Adversity doesn’t create character, it reveals it.
Over the last few years, there’s been a growing sentiment that social media has become more and more toxic, especially in regards to the discussions happening around news and politics. I’ve heard many people say they have left Facebook completely because they were overwhelmed by the constant arguing and finger-pointing.
Since 2020 is an election year, we all knew it was going to get bad on social media. What none of us expected was for covid-19 to happen. The election, plus much of the country being on lockdown for most of the year has understandably put all of us under a huge amount of pressure. We are worried about how to deal with a real or likely loss of income. We are worried about the health of ourselves and our families. We are worried about the future.
What troubled me, and I especially saw this on Twitter, was how people reacted to the spread of covid. Many people became judgmental, shaming people for not reacting in a certain way or for not taking certain issues or developments in the way that they felt was appropriate. Instead of being understanding and compassionate. I saw too many people judging and attacking.
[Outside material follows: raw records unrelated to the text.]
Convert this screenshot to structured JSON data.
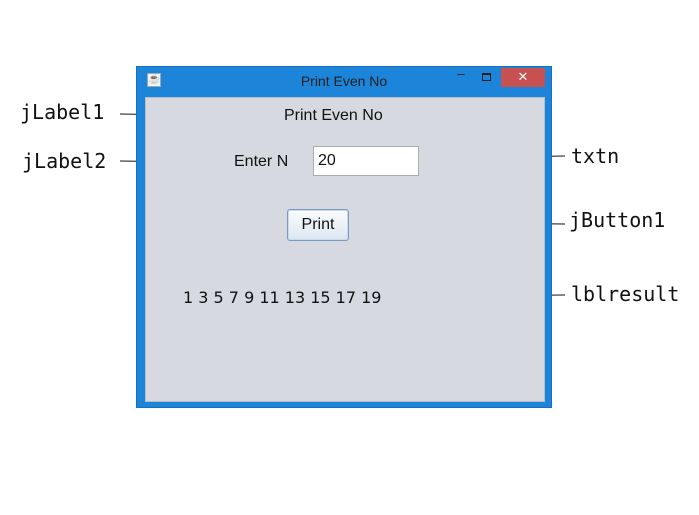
{
  "window": {
    "title": "Print Even No",
    "minimize_glyph": "–",
    "close_glyph": "✕",
    "app_icon": "java-icon"
  },
  "form": {
    "heading": "Print Even No",
    "enter_label": "Enter N",
    "input_value": "20",
    "button_label": "Print",
    "result": "1 3 5 7 9 11 13 15 17 19"
  },
  "callouts": {
    "jlabel1": "jLabel1",
    "jlabel2": "jLabel2",
    "txtn": "txtn",
    "jbutton1": "jButton1",
    "lblresult": "lblresult"
  }
}
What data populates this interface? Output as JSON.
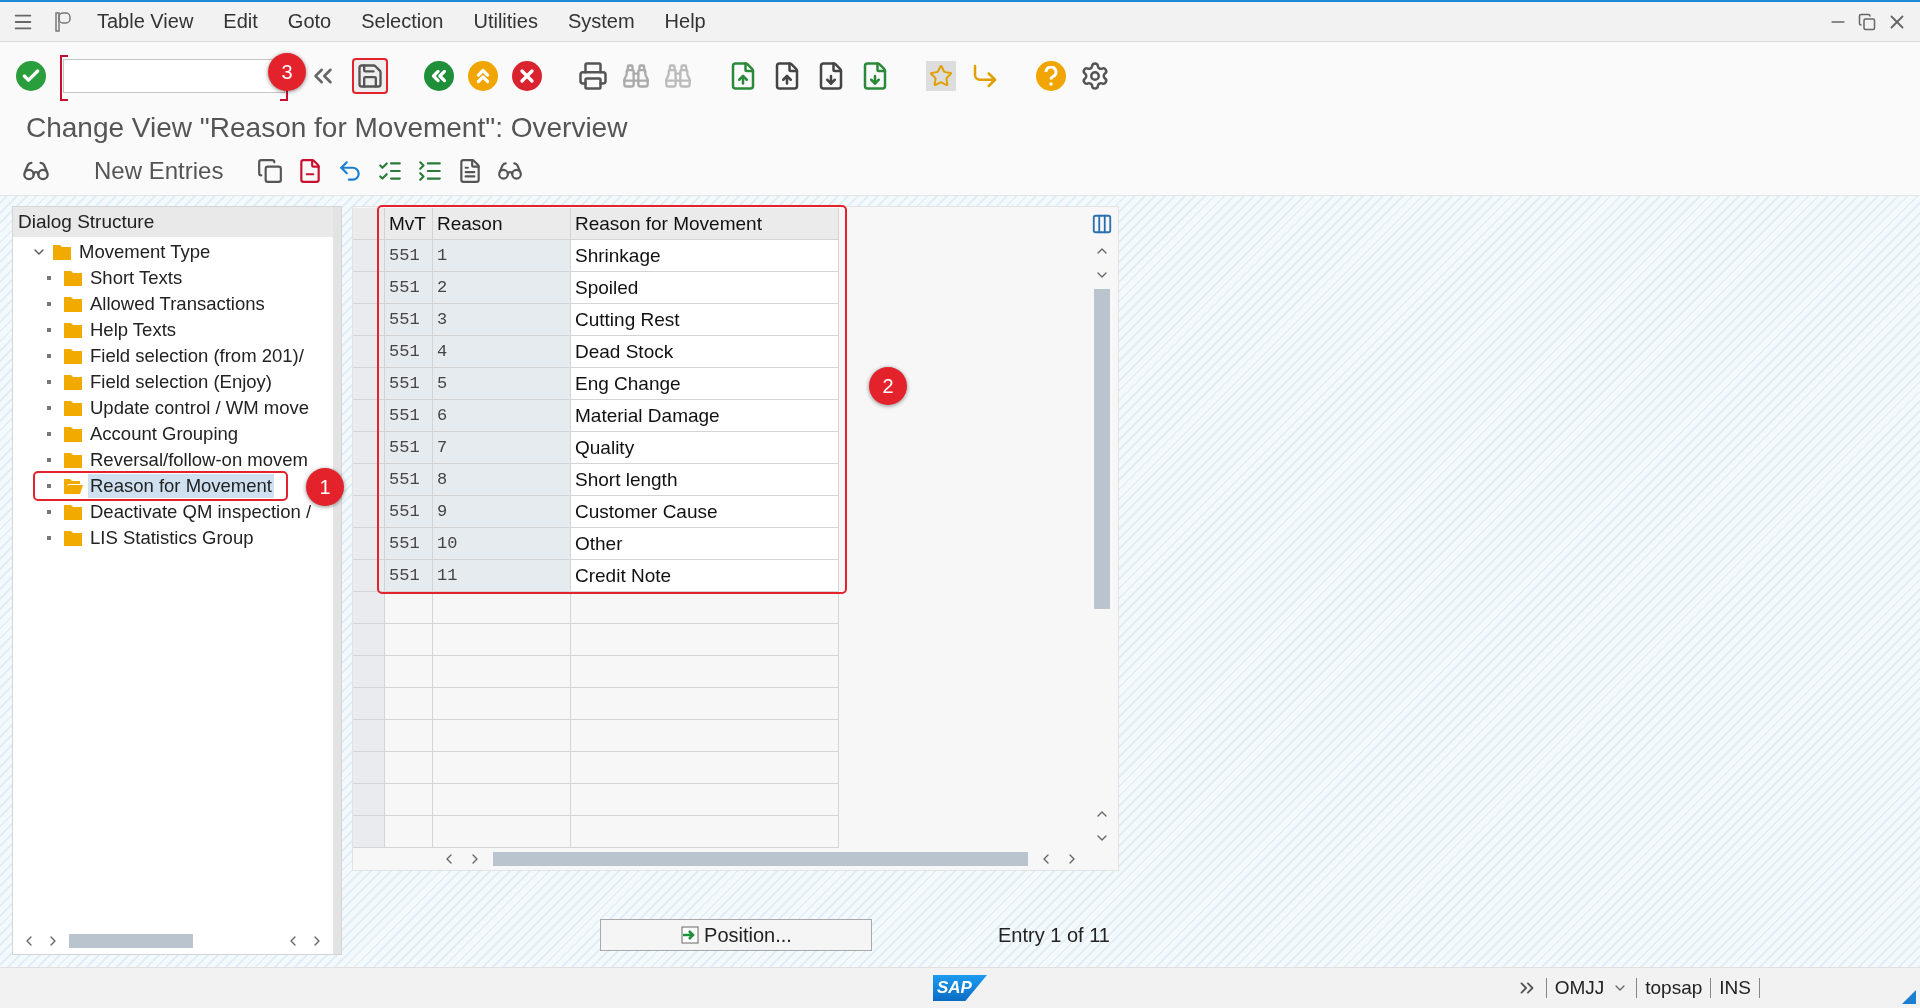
{
  "menu_bar": {
    "items": [
      "Table View",
      "Edit",
      "Goto",
      "Selection",
      "Utilities",
      "System",
      "Help"
    ]
  },
  "callouts": [
    {
      "kind": "toolbar",
      "label": "3"
    },
    {
      "kind": "tree",
      "label": "1"
    },
    {
      "kind": "table",
      "label": "2"
    }
  ],
  "title": "Change View \"Reason for Movement\": Overview",
  "app_toolbar": {
    "new_entries": "New Entries"
  },
  "dialog_structure": {
    "title": "Dialog Structure",
    "items": [
      {
        "label": "Movement Type",
        "expanded": true,
        "selected": false,
        "children": [
          {
            "label": "Short Texts",
            "selected": false
          },
          {
            "label": "Allowed Transactions",
            "selected": false
          },
          {
            "label": "Help Texts",
            "selected": false
          },
          {
            "label": "Field selection (from 201)/",
            "selected": false
          },
          {
            "label": "Field selection (Enjoy)",
            "selected": false
          },
          {
            "label": "Update control / WM move",
            "selected": false
          },
          {
            "label": "Account Grouping",
            "selected": false
          },
          {
            "label": "Reversal/follow-on movem",
            "selected": false
          },
          {
            "label": "Reason for Movement",
            "selected": true
          },
          {
            "label": "Deactivate QM inspection /",
            "selected": false
          },
          {
            "label": "LIS Statistics Group",
            "selected": false
          }
        ]
      }
    ]
  },
  "table": {
    "columns": [
      "MvT",
      "Reason",
      "Reason for Movement"
    ],
    "rows": [
      [
        "551",
        "1",
        "Shrinkage"
      ],
      [
        "551",
        "2",
        "Spoiled"
      ],
      [
        "551",
        "3",
        "Cutting Rest"
      ],
      [
        "551",
        "4",
        "Dead Stock"
      ],
      [
        "551",
        "5",
        "Eng Change"
      ],
      [
        "551",
        "6",
        "Material Damage"
      ],
      [
        "551",
        "7",
        "Quality"
      ],
      [
        "551",
        "8",
        "Short length"
      ],
      [
        "551",
        "9",
        "Customer Cause"
      ],
      [
        "551",
        "10",
        "Other"
      ],
      [
        "551",
        "11",
        "Credit Note"
      ]
    ]
  },
  "position_button": "Position...",
  "entry_info": "Entry 1 of 11",
  "status_bar": {
    "logo": "SAP",
    "transaction": "OMJJ",
    "system": "topsap",
    "mode": "INS"
  }
}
And what stunned me, was that many of these people were in my Twitter network. Some of these people were friends I had followed for years. On the one hand, I would tell myself that they are worried and scared and rightly so. On the other hand, we are ALL worried and scared, and rightly so. Being scared and worried doesn’t excuse you from being an asshole. And a lot of people I followed on Twitter were exhibiting this behavior.
So I decided to ‘de-tox’ my Twitter network. I effectively unfollowed 60% of my network over about a month. But I started thinking about this, and realized this isn’t a Twitter issue, it’s a social media issue. People are being jerks on Facebook just like they are on Twitter. Every community has its jerks. If they are in the minority, it’s easy to ignore and overlook them. But when the jerks become the majority and start creating and dominating the conversations, I want to opt-out.
That brings me back to blogging. Literally.
The one thing that I’ve always loved about blogging is the power it gives you to share your voice. It gives you the ability to have a say, to share your thoughts with the world. Today’s social media world is based around the soundbyte. 140-character missives designed to spark instant engagement. Often emotionally-charged attacks and insults that people are compelled to immediately respond to.
It’s the complete opposite of a conversation. It’s yelling in 140 characters, the person that yells the loudest gets the most Likes and RTs.
Blogs are different. Blogs are where you can have your say fully and completely. You can use 140 characters, or you can use 140,000 if you want.
I’ve talked before about the 4-step process for creating advocacy; Interaction leads to Understanding leads to Trust leads to Advocacy.
On social media, we often never have those interactions. We yell at each other and talk at each other instead of to each other.
With a blog, you have a chance to have your say. You have a chance to state your opinions and make your case with as many or as few words as you need. You can then respond in the comments, or via email or even on your own blog.
But more than anything, I’m tired of the yelling. We need less yelling and more listening. We need less judgment and more empathy.
We need to be better people. That’s what I think, and it’s a lot easier to say that here, than it is on social media.